Et le Erzähler se retourna, marchant en évitant les débris. Tom n’était plus qu’une âme en peine, à jamais piégée de cette sombre forteresse. Il ne pouvait plus rien pour lui désormais. Comme tous ceux qui l’avaient précédé, il resterait piégé ici à jamais, souffrant nuit après nuit les pires tourments que les ombres choisiraient de lui infliger. Il était seul, comme il l’avait toujours été. Si seulement il avait écouté ses mises en garde, si seulement il avait été assez malin pour survivre…

- Maître…

Alaric s’arrêta, écoutant la dernière volonté de celui qui ne serait jamais son apprenti. Il savait ce qu’il allait lui demander. C’est ce qu’ils demandaient tous.

- Comment avez-vous fait ? Comment avez-vous survécu ?

Il rabaissa le tricorne sur son visage, fixant le sol comme il l’avait fait jadis.

- J’ai fui. Dès la seconde nuit. J’ai été assez fort pour comprendre que le courage naissait de la peur. J’en ai fait mon alliée la plus puissante, et j’ai accepté ma faiblesse. Je te l’ai pourtant dit, feu Tom Wood : les humains ne sont qu’un maillon de cette chaîne, faibles et pitoyables. Nous ne sommes pas de taille face aux ombres.

Il le laissa là, poursuivant sa route à travers la cour jusqu’à la herse toujours close. Les hommes n’apprendront jamais. Les hommes toujours seront certains d’être les vrais maître de cette terre, et n’accepteraient pas de n’être que de pitoyables petites choses trop frêles pour survivre. Il était le dernier des Erzählers parce qu’il craignait la mort et les ombres, parce que l’inconnu le tétanisait. Parce qu’il savait ce corps fragile et ce cœur trop fébrile.

Il resta là longtemps, attendant que la herse s’ouvre. Le soleil commença lentement à décliner sur l’horizon, emplissant le château d’ombres infâmes. Pourtant cette fois il n’avait pas peur.
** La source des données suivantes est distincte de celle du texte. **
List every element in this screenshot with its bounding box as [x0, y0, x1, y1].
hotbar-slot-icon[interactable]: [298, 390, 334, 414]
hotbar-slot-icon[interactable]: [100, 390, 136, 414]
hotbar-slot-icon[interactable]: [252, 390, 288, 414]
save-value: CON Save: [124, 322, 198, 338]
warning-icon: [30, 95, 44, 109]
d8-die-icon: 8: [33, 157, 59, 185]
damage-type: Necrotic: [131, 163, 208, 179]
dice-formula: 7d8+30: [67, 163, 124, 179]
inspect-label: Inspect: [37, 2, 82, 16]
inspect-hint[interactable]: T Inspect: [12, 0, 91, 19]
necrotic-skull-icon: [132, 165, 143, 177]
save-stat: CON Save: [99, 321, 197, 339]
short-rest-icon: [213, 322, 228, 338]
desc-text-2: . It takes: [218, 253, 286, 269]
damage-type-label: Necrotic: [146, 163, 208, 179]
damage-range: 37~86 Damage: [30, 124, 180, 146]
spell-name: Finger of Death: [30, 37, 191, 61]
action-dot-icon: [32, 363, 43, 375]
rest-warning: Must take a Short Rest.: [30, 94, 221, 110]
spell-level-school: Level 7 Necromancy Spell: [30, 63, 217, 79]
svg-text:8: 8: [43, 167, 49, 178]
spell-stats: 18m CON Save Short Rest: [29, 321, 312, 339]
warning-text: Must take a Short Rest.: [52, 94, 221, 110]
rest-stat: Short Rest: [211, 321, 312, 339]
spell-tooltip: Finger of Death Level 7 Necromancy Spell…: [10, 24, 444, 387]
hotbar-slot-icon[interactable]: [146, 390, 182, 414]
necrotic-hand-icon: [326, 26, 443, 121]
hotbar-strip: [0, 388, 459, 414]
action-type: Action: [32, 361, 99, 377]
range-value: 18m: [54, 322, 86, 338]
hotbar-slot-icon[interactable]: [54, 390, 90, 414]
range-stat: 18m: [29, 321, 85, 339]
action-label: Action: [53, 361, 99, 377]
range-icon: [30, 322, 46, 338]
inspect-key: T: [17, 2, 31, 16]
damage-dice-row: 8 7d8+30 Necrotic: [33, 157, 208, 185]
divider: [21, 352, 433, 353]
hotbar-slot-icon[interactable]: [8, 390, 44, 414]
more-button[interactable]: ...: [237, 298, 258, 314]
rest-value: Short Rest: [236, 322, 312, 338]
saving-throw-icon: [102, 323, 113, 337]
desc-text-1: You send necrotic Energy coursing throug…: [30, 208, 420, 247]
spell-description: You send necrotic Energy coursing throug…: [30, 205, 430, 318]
Il savait ce qui l’attendait. Il savait qui l’attendait.

Un vieil homme sortit d’un contrefort, vêtu de guenilles et à la longue barbe aussi blanche que la lune. Lui continuait de fixer le sol.

- Ainsi tu m’as amené un nouvel esclave, Erzähler. N’aie crainte, tant que tu continueras à me fournir assez de peur pour me repaître, je tiendrai mon serment et laisserai ces terres en paix. Nous nous reverrons dans sept mois.

Et la herse se leva doucement tandis que l’homme le dépassait pour mieux entrer dans la grande salle. Il avait scellé ce pacte bien des années auparavant, lorsqu’il avait compris que nul en ce monde ne serait assez fort pour vaincre ce Roi Fou. Trois nuits. Il suffisait qu’un septième fils parvienne à survivre durant trois nuits pour qu’il accepte de retourner dans les ombres à jamais. Mais personne ne survit à l’Initiation.

Il poursuivit sa route dans les ombres naissantes, sa longue traversée baignée dans un odieux crépuscule, le bruit de ses bottes entravé par les hurlements stridents de celui qui un jour fut Tom Wood.